When it comes to consumer matters, I usually just complain about things. I don’t show the positive side. But today I will. Today, I present to you – the blog reading public – a short statement of true customer service. You know – the kind that is rarely found today.
And it came from the most unsuspecting of sources: a used car salesman.
As was mentioned a few months back, our loyal Ford Contour decided to give up the ghost. We figured the repair cost in fixing a cracked head on a car worth less than $1000 was not worth investing in. Instead, we used this opportunity to purchase a “dream car” of sorts – Kerrie’s first Subaru Outback.
We searched for Subaru Outbacks online and in the paper. Kerrie’s mother suggested Diede’s Used Cars in Canistota, a town 30 minutes outside of town. She had purchased a Subaru of her own from the owner, Don, and had a great experience. This helped quell any fears I had going into our used car purchase. I don’t usually trust sales people, at least not until I’ve done business with them before, and I wasn’t quickly changing my mind about car salespeople, so the vote of confidence was helpful.
Don agreed to take the Contour off of our hands for a hefty trade-in price (much more than we could have hoped for) and sold us the Subaru for a good amount. I suspect he could feel our trepidation. He told us that if we had any problems with the car, to call him and let him know.
With a majority of the used car dealers in Sioux Falls, the car is your problem as soon as you drive off the lot. With Diede’s, we were still being protected, negating the “buyer beware” aspect of used car shopping. We were at ease. We felt as if we had just dealt with a respectable business and an accommodating owner.

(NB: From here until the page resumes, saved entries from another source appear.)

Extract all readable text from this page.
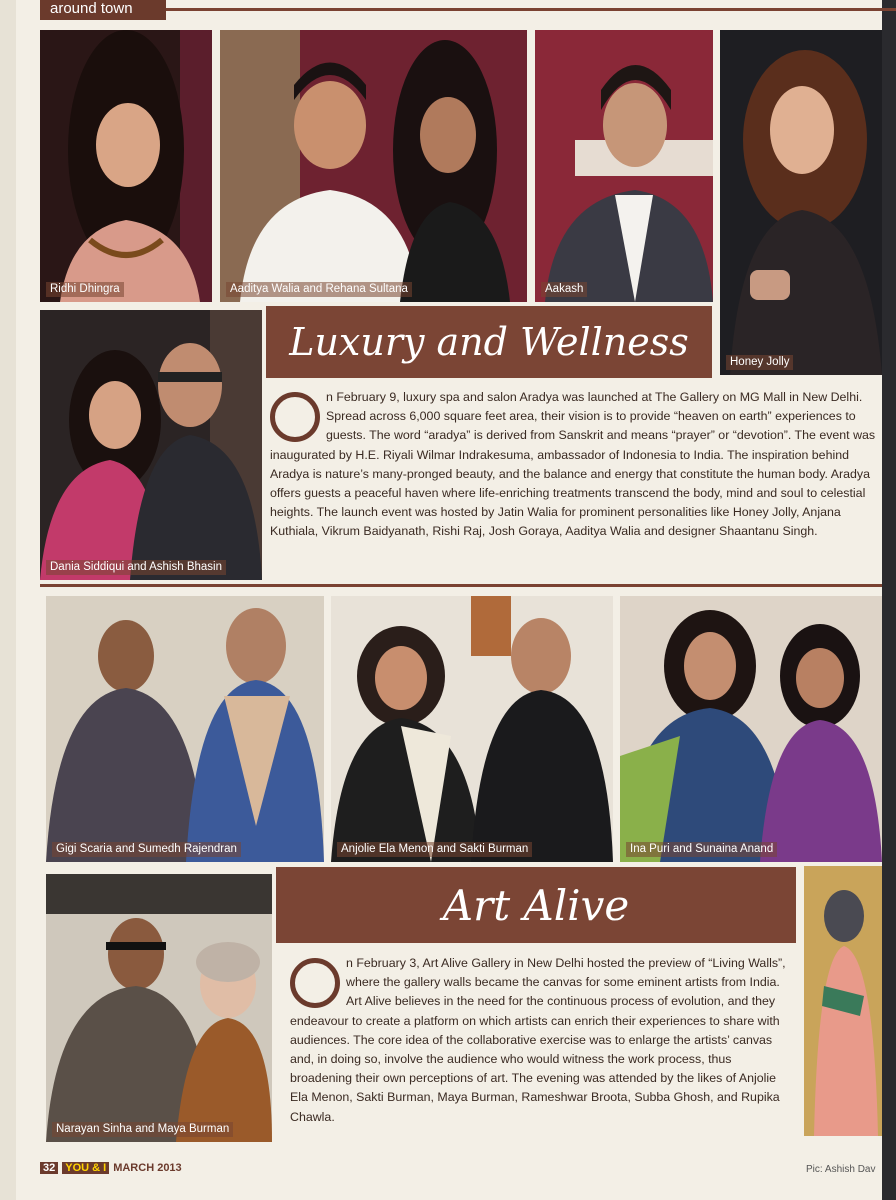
around town
Ridhi Dhingra	Aaditya Walia and Rehana Sultana	Aakash
Honey Jolly
Dania Siddiqui and Ashish Bhasin
Luxury and Wellness
n February 9, luxury spa and salon Aradya was launched at The Gallery on MG Mall in New Delhi. Spread across 6,000 square feet area, their vision is to provide “heaven on earth” experiences to guests. The word “aradya” is derived from Sanskrit and means “prayer” or “devotion”. The event was inaugurated by H.E. Riyali Wilmar Indrakesuma, ambassador of Indonesia to India. The inspiration behind Aradya is nature’s many-pronged beauty, and the balance and energy that constitute the human body. Aradya offers guests a peaceful haven where life-enriching treatments transcend the body, mind and soul to celestial heights. The launch event was hosted by Jatin Walia for prominent personalities like Honey Jolly, Anjana Kuthiala, Vikrum Baidyanath, Rishi Raj, Josh Goraya, Aaditya Walia and designer Shaantanu Singh.
Gigi Scaria and Sumedh Rajendran	Anjolie Ela Menon and Sakti Burman	Ina Puri and Sunaina Anand
Narayan Sinha and Maya Burman
Art Alive
n February 3, Art Alive Gallery in New Delhi hosted the preview of “Living Walls”, where the gallery walls became the canvas for some eminent artists from India. Art Alive believes in the need for the continuous process of evolution, and they endeavour to create a platform on which artists can enrich their experiences to share with audiences. The core idea of the collaborative exercise was to enlarge the artists’ canvas and, in doing so, involve the audience who would witness the work process, thus broadening their own perceptions of art. The evening was attended by the likes of Anjolie Ela Menon, Sakti Burman, Maya Burman, Rameshwar Broota, Subba Ghosh, and Rupika Chawla.
32 YOU & I MARCH 2013	Pic: Ashish Dav
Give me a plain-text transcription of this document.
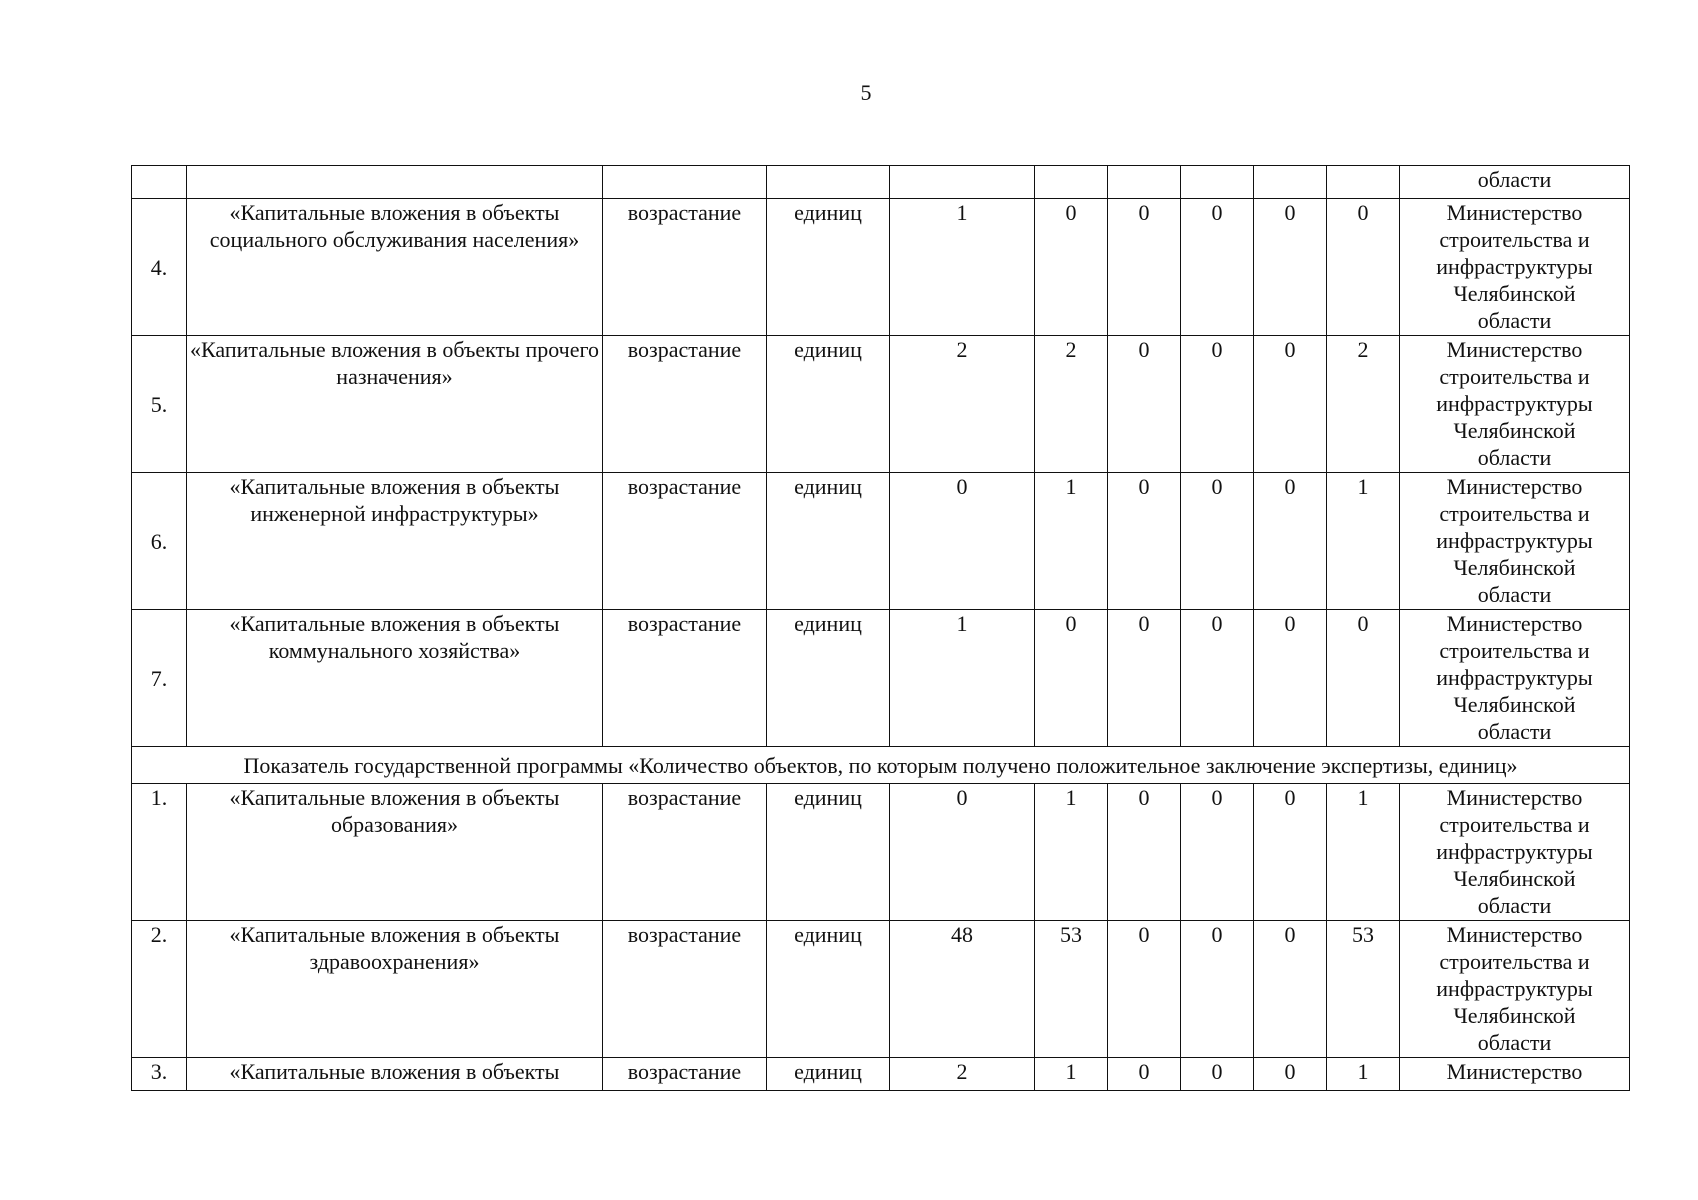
5
										области
4.	«Капитальные вложения в объекты социального обслуживания населения»	возрастание	единиц	1	0	0	0	0	0	Министерство
строительства и
инфраструктуры
Челябинской
области

5.	«Капитальные вложения в объекты прочего назначения»	возрастание	единиц	2	2	0	0	0	2	Министерство
строительства и
инфраструктуры
Челябинской
области

6.	«Капитальные вложения в объекты инженерной инфраструктуры»	возрастание	единиц	0	1	0	0	0	1	Министерство
строительства и
инфраструктуры
Челябинской
области

7.	«Капитальные вложения в объекты коммунального хозяйства»	возрастание	единиц	1	0	0	0	0	0	Министерство
строительства и
инфраструктуры
Челябинской
области

Показатель государственной программы «Количество объектов, по которым получено положительное заключение экспертизы, единиц»										
1.	«Капитальные вложения в объекты образования»	возрастание	единиц	0	1	0	0	0	1	Министерство
строительства и
инфраструктуры
Челябинской
области

2.	«Капитальные вложения в объекты здравоохранения»	возрастание	единиц	48	53	0	0	0	53	Министерство
строительства и
инфраструктуры
Челябинской
области

3.	«Капитальные вложения в объекты	возрастание	единиц	2	1	0	0	0	1	Министерство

The true test, however, came a few months later. We took the Subaru in for an oil change. The head gaskets needed to be replaced. To the tune of $750.
Kerrie called Don at Diede’s. Don remembered the agreement he had made when we bought the car: if there are any problems, just call. This wasn’t in writing. This wasn’t a store policy. This was just one man’s word.

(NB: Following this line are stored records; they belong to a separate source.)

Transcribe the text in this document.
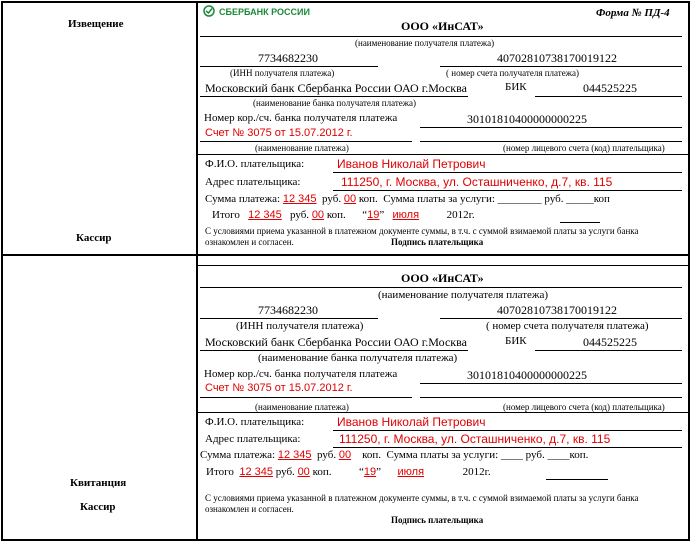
Извещение
Кассир
Квитанция
Кассир
СБЕРБАНК РОССИИ	Форма № ПД-4
ООО «ИнСАТ»
(наименование получателя платежа)
7734682230	40702810738170019122
(ИНН получателя платежа)	( номер счета получателя платежа)
Московский банк Сбербанка России ОАО г.Москва	БИК	044525225
(наименование банка получателя платежа)
Номер кор./сч. банка получателя платежа	30101810400000000225
Счет № 3075 от 15.07.2012 г.
(наименование платежа)	(номер лицевого счета (код) плательщика)
Ф.И.О. плательщика:	Иванов Николай Петрович
Адрес плательщика:	111250, г. Москва, ул. Осташниченко, д.7, кв. 115
Сумма платежа: 12 345 руб. 00 коп. Сумма платы за услуги: ________ руб. _____коп
Итого 12 345 руб. 00 коп.      “19”   июля	2012г.
С условиями приема указанной в платежном документе суммы, в т.ч. с суммой взимаемой платы за услуги банка
ознакомлен и согласен.	Подпись плательщика
ООО «ИнСАТ»
(наименование получателя платежа)
7734682230	40702810738170019122
(ИНН получателя платежа)	( номер счета получателя платежа)
Московский банк Сбербанка России ОАО г.Москва	БИК	044525225
(наименование банка получателя платежа)
Номер кор./сч. банка получателя платежа	30101810400000000225
Счет № 3075 от 15.07.2012 г.
(наименование платежа)	(номер лицевого счета (код) плательщика)
Ф.И.О. плательщика:	Иванов Николай Петрович
Адрес плательщика:	111250, г. Москва, ул. Осташниченко, д.7, кв. 115
Сумма платежа: 12 345 руб. 00 коп. Сумма платы за услуги: ____ руб. ____коп.
Итого 12 345 руб. 00 коп.          “19”      июля	2012г.
С условиями приема указанной в платежном документе суммы, в т.ч. с суммой взимаемой платы за услуги банка
ознакомлен и согласен.
Подпись плательщика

Three months after purchasing this car, we had a major repair; something that we were sure was ready to be done when we bought the car. Don, in a way, agreed. He offered to either pay for half of the repair or to have his mechanic do the repair at a discounted cost. We took him up on his offer to pay half. He did. He came through. We sent him a copy of the bill, and he sent a check to cover half of it.
As consumers, when we compare a big-time company with a locally owned “mom and pop” shop, we’re often led astray by slightly lower prices and flashier facilities. But these features are commonly used at the expense of true customer service. Don at Diede’s didn’t have to help us out. But he stood behind his word – a concept that has been long forgotten in these days of legally binding contracts and carefully worded exceptions.
Quality customer service is still alive. Just ask Don at Diede’s Used Cars in Canistota, SD. He’ll show you first hand.